With a market share of 88%, it’s the first place people go when looking for a house to buy or rent, Huggins said, adding: “Rightmove’s business model ought to be relatively well placed to deal with inflation. 

“It has considerable pricing power and the business model is highly scalable (after-all it’s basically a website with some tools layered on top). That translates to exceptionally high operating margins of around 76%, giving the group more ability to shoulder cost increases.

“If the housing market goes into a tailspin, Rightmove will feel it, but probably a lot less than estate agents and housebuilders. And if it doesn’t, the group looks well placed to continue growing. There are certainly worse positions to be in.” 

Rightmove revealed in its half-year report last week that revenue was up 9% annually to £12.8m and operating profit rose 6% to £121.3m.

Its average revenue per advertiser (ARPA) figure was up 11% annually to £1,290 per month.

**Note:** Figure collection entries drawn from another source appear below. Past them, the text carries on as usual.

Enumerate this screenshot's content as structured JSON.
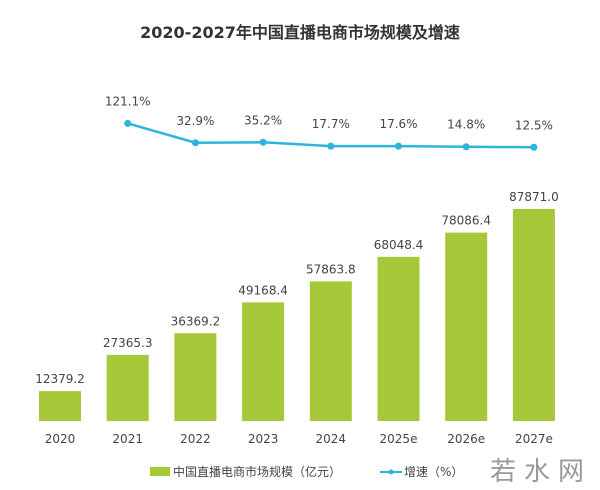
{
  "chart_data": {
    "type": "bar",
    "title": "2020-2027年中国直播电商市场规模及增速",
    "categories": [
      "2020",
      "2021",
      "2022",
      "2023",
      "2024",
      "2025e",
      "2026e",
      "2027e"
    ],
    "series": [
      {
        "name": "中国直播电商市场规模（亿元）",
        "type": "bar",
        "color": "#a6c838",
        "values": [
          12379.2,
          27365.3,
          36369.2,
          49168.4,
          57863.8,
          68048.4,
          78086.4,
          87871.0
        ]
      },
      {
        "name": "增速（%）",
        "type": "line",
        "color": "#2bb5dd",
        "values": [
          null,
          121.1,
          32.9,
          35.2,
          17.7,
          17.6,
          14.8,
          12.5
        ]
      }
    ],
    "legend": "bottom",
    "grid": false
  },
  "watermark": "若水网"
}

Broken down by user, Rightmove posted record agency ARPA growth, up £132 or 12% to £1,262, while new homes ARPA growth was up 9% to £1,446 per development per month.

The ARPA figure is calculated as revenue from advertisers in a given month divided by the total number of advertisers during the month, measured as a monthly average over the six-month period.

Agency revenue increased overall by £12.6m year-on-year to £122.2m, according to the update.

Rightmove said it now has 16,116 agency branch customers and 2,818 new homes developments.